The episode moves along quickly enough to be interesting on a first viewing. The second time through the series, it is considerably more interesting. Knowing how the mystery will be resolved, we keep an eye on the characters who know more than they are letting on. It becomes like Columbo or another “inverted mystery” where we see the story from the villain’s point of view and find ourselves rooting for him to come up with some new dodge to fool the detective and keep the story going. After the vampire is introduced, of course, Dark Shadows will adopt the villain’s point of view, eventually going to an all-villain cast. For now, though, the central figure is still the virtuous Vicki.

Episode 16: This is no place for young people

Dark Shadows begins its first mystery story as the characters try to figure out who tampered with Roger’s brakes, sending his car off the road but causing him only minor injuries. It is an inverted mystery, of the type that would a few years later be stamped with the name of Columbo. The audience knows who committed the crime, the suspense comes from wondering how and when the perpetrator will be caught.

In this case the would-be killer is the victim’s nine year old son David, a boy whose father openly tells him that he hates him and who is frantic with terror that he will be “sent away,” which to him brings up something frightening and unexplained about his mother. David removed the distributor valve from the brake system of his father’s car so that the brakes would fail at the moment when the car approached a particularly dangerous turn on the side of the steep hill leading down from the house.

David has kept the valve, intending to use it to frame someone else for his crime. His first choice of patsy is his governess, the point of view character for this part of the series, Victoria Winters. That plan was foiled when Vicki caught him trying to plant the valve in her underwear drawer. Later, David will try to plant the valve on someone else, but for now he is stuck keeping it in his possession.

I made some remarks about this episode on John and Christine Scoleri’s Dark Shadows Before I Die:

A few disconnected thoughts:

1. The dancers at the Blue Whale are so bizarre in this one it really feels like watching footage from an alien world. Considering that so many members of the cast came from Broadway or were on their way to Broadway, it is baffling that the extras defined “dancing” as something you do by violently jerking your shoulders from side to side while wearing a huge grin. A few years before, aspiring Broadway players might have assumed teenagers dancing to rock ‘n’ roll in a Maine fishing village would look like that, but by 1966 there were enough people in the New York theater world taking pop music seriously that it’s hard to explain what we see in the background of these scenes as anything but sincere ineptitude.

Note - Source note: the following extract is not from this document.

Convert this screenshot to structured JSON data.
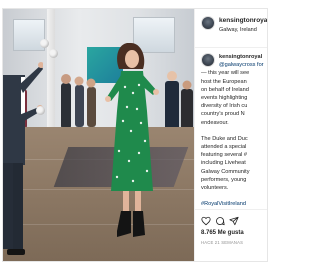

2. Carolyn’s fantasy about being hit over the head and dragged out of Collinwood goes a long way towards explaining the men she gets involved with later in the series…

3. This is only the second appearance of the kitchen/ dining area that was introduced in episode 5. I think we see more of it in this episode than in any other. Between Mrs Stoddard’s comings and goings, Vicki’s business with the tea things, and the scenes with Matthew, it’s established as a substantial space.